Trying out a dry run

Probably the easiest way to demonstrate dry runs is to try one out. Here is a section of the SQL92 build script (V1.1.1__Initial_Build.sql) for the PubsAgnostic project. By using placeholder substitution, we can use a single build script to recreate the original Pubs database on four different relational database systems.

You’ll notice the placeholders enclosed in ${}. Flyway will substitute the correct additions for the dialect of SQL being used.

To run the build, I temporarily amended the UNDOBuild.ps1 script. All I did as to add the Flyway argument, -dryRunOutput, to provide the filename and path to an output file for the script, as follows:

Where <pathToOutputFile> is the output file for the SQL, including the path.

Execute the script and then you can execute a Flyway migrate run. e.g.:

Note that although this -dryRunOutput parameter should only work for migrate or undo commands, it also currently works for info commands, which provides results that aren’t useful. Here is a section of the resulting dry run script from the migration, with the SQL as it would be executed.

There is no attempt to wrap each separate migration into a transaction, so if you wished to use the dry run script as a release artefact, you’d need to manage that yourself. Also, there is no check to make sure that the target database you execute against is at the correct version.

The output from a dry run is just the SQL that would have been executed to perform the migration. If you execute the resulting dry run script in SSMS, you’ll see that the correct entries are made in the Flyway schema history table.

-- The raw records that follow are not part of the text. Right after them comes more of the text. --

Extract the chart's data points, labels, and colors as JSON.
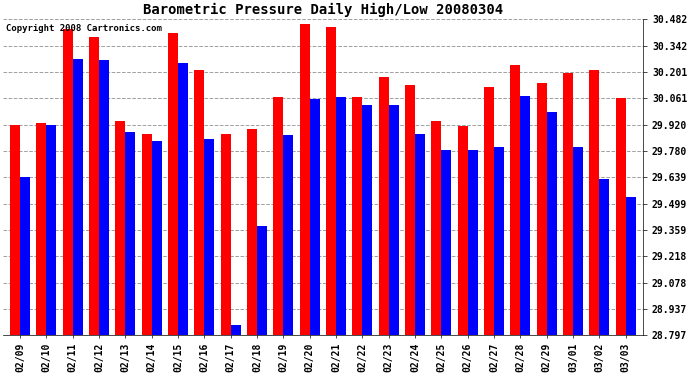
{
  "title": "Barometric Pressure Daily High/Low 20080304",
  "copyright": "Copyright 2008 Cartronics.com",
  "dates": [
    "02/09",
    "02/10",
    "02/11",
    "02/12",
    "02/13",
    "02/14",
    "02/15",
    "02/16",
    "02/17",
    "02/18",
    "02/19",
    "02/20",
    "02/21",
    "02/22",
    "02/23",
    "02/24",
    "02/25",
    "02/26",
    "02/27",
    "02/28",
    "02/29",
    "03/01",
    "03/02",
    "03/03"
  ],
  "highs": [
    29.92,
    29.93,
    30.43,
    30.39,
    29.94,
    29.87,
    30.41,
    30.21,
    29.87,
    29.9,
    30.07,
    30.46,
    30.44,
    30.07,
    30.175,
    30.135,
    29.94,
    29.915,
    30.12,
    30.24,
    30.145,
    30.195,
    30.21,
    30.065
  ],
  "lows": [
    29.64,
    29.92,
    30.27,
    30.265,
    29.88,
    29.835,
    30.25,
    29.845,
    28.85,
    29.38,
    29.865,
    30.055,
    30.07,
    30.025,
    30.025,
    29.87,
    29.785,
    29.785,
    29.8,
    30.075,
    29.99,
    29.8,
    29.63,
    29.535
  ],
  "high_color": "#ff0000",
  "low_color": "#0000ff",
  "bg_color": "#ffffff",
  "grid_color": "#888888",
  "yticks": [
    28.797,
    28.937,
    29.078,
    29.218,
    29.359,
    29.499,
    29.639,
    29.78,
    29.92,
    30.061,
    30.201,
    30.342,
    30.482
  ],
  "ymin": 28.797,
  "ymax": 30.482,
  "title_fontsize": 10,
  "tick_fontsize": 7,
  "copyright_fontsize": 6.5,
  "bar_width": 0.38,
  "figwidth": 6.9,
  "figheight": 3.75
}
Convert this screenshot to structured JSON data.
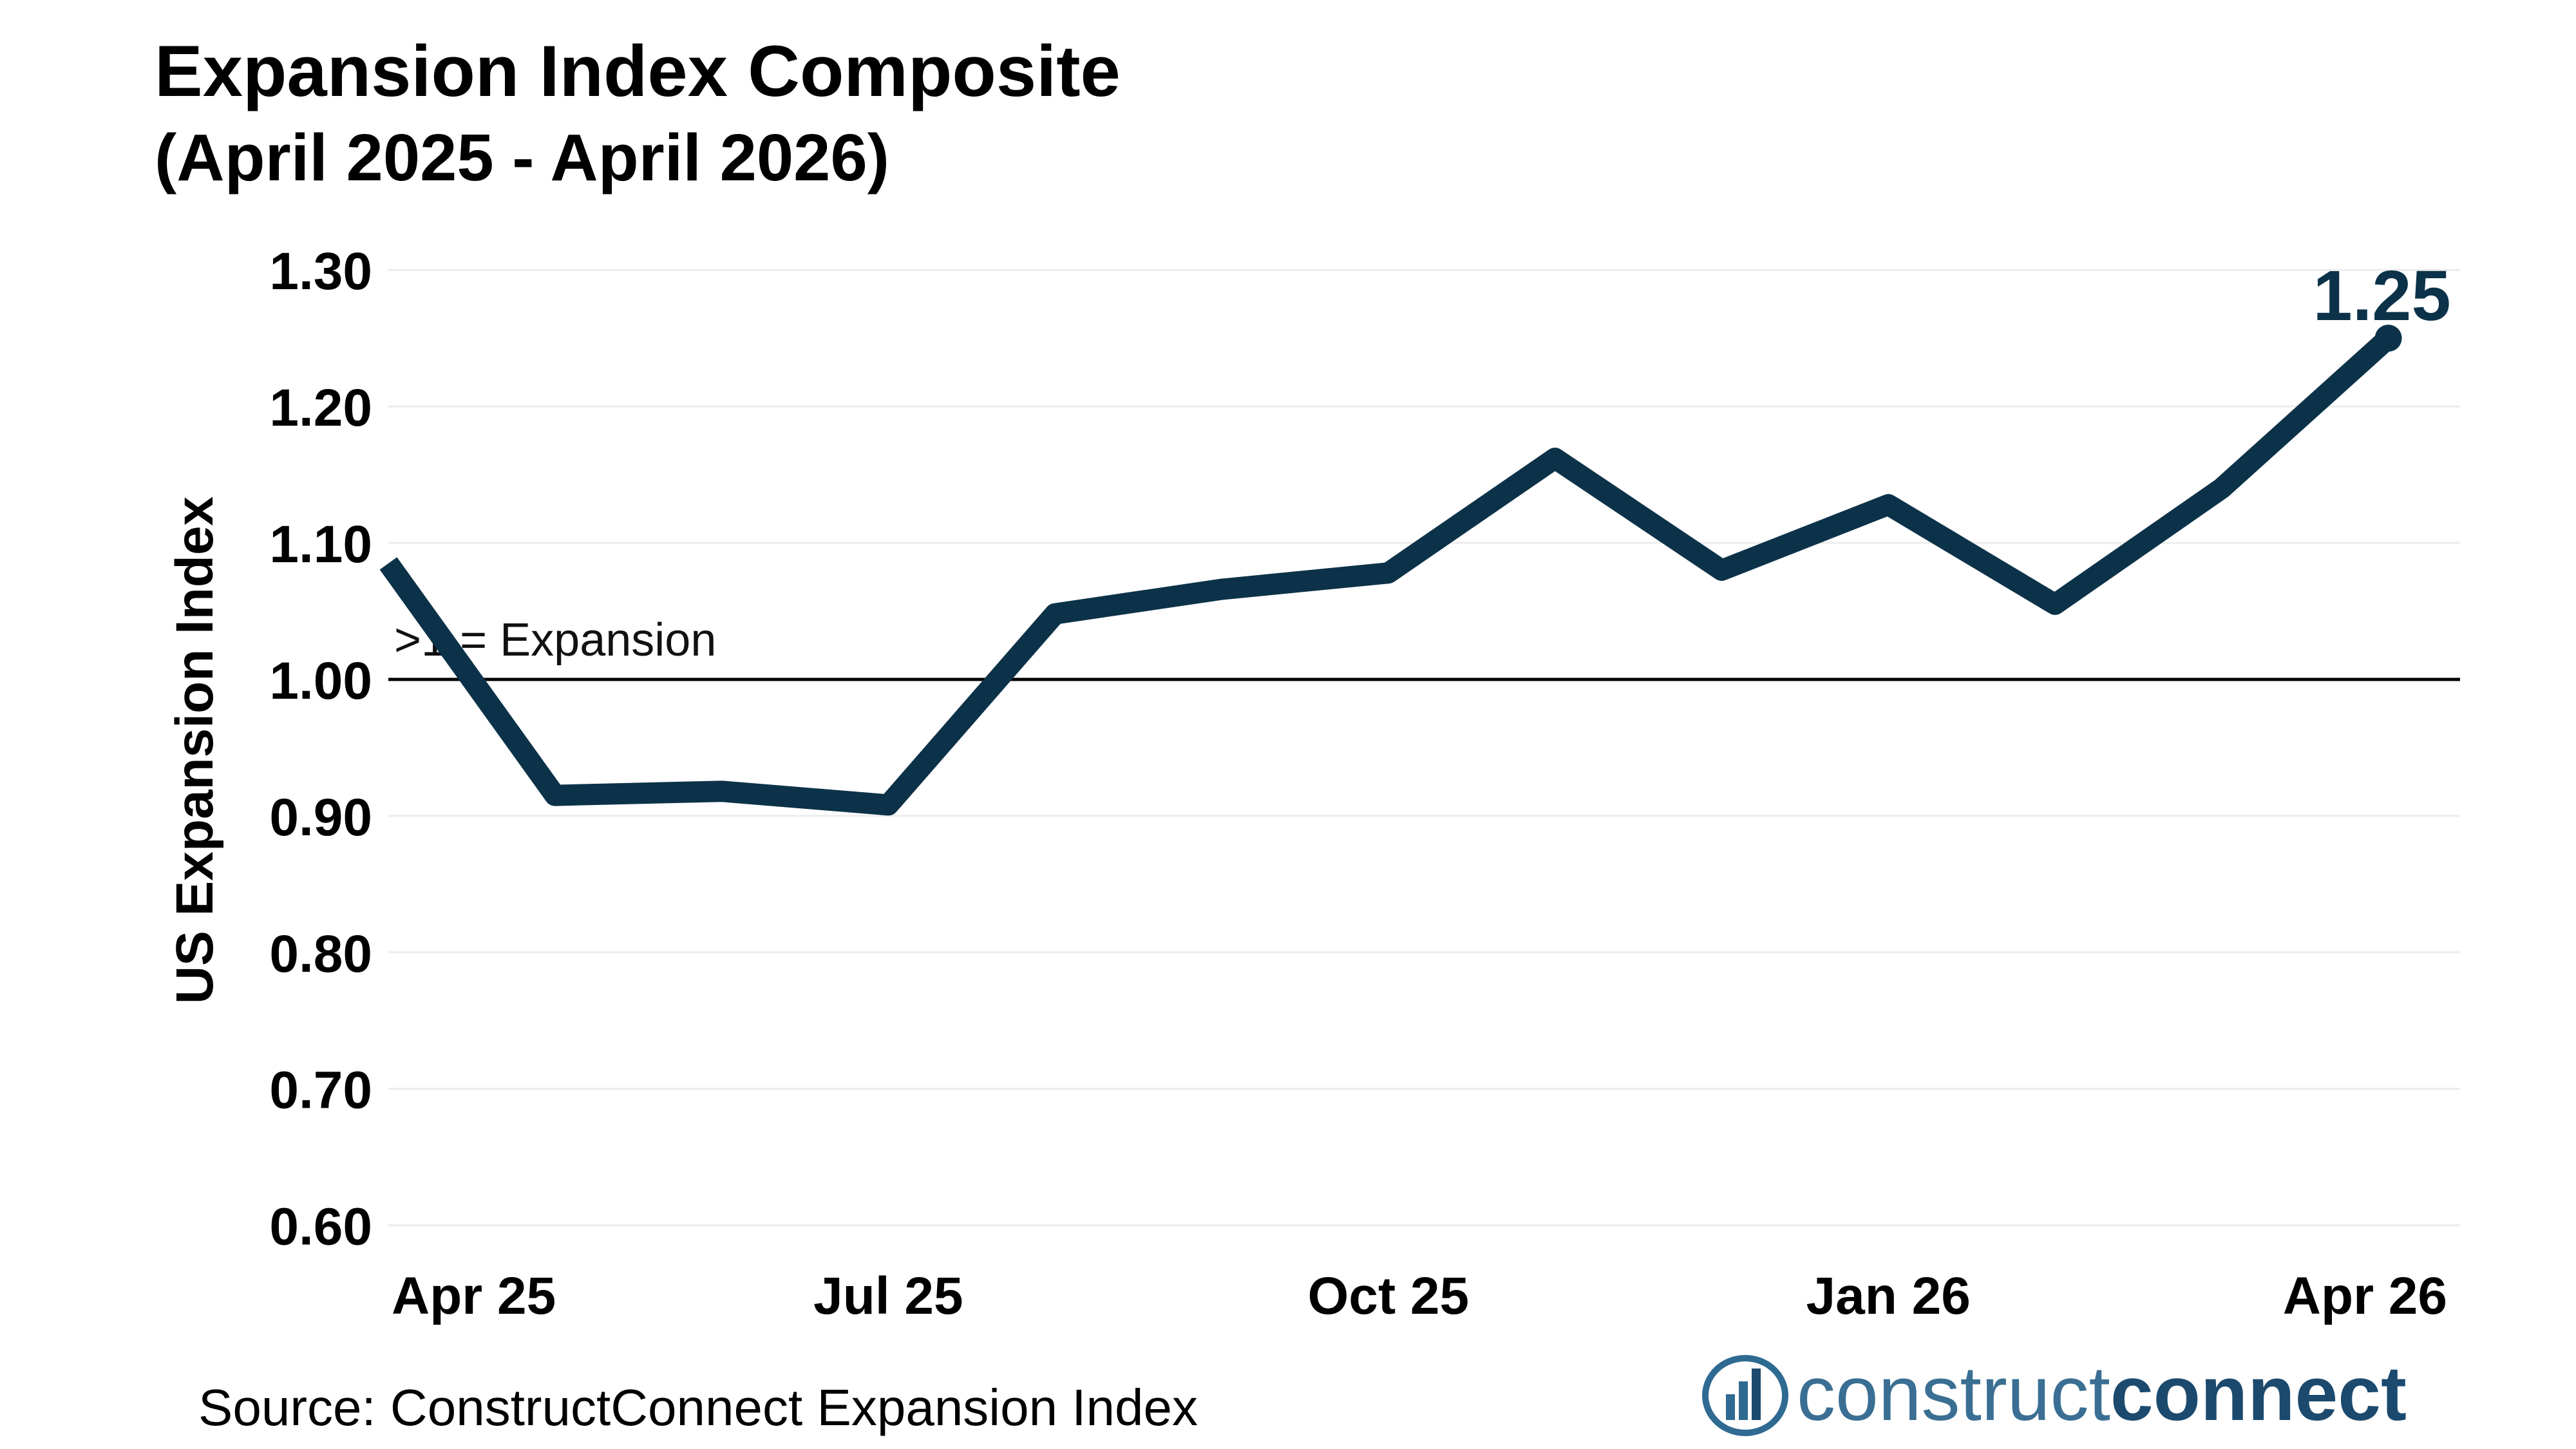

Output from flyway info after executing a dry run script from SSMS

Conclusions

The concept of a dry run is simple, and best kept so. It just represents the SQL that would have been executed, if you had gone ahead with the Flyway migration run. If you intend to use a dry run script to upgrade an existing production database on a remote site, you’ll need to wrap the dry run script in a script that first ensures that the migration is for the correct version of the database, and if so can, where possible, ensure that the script is executed in a transaction.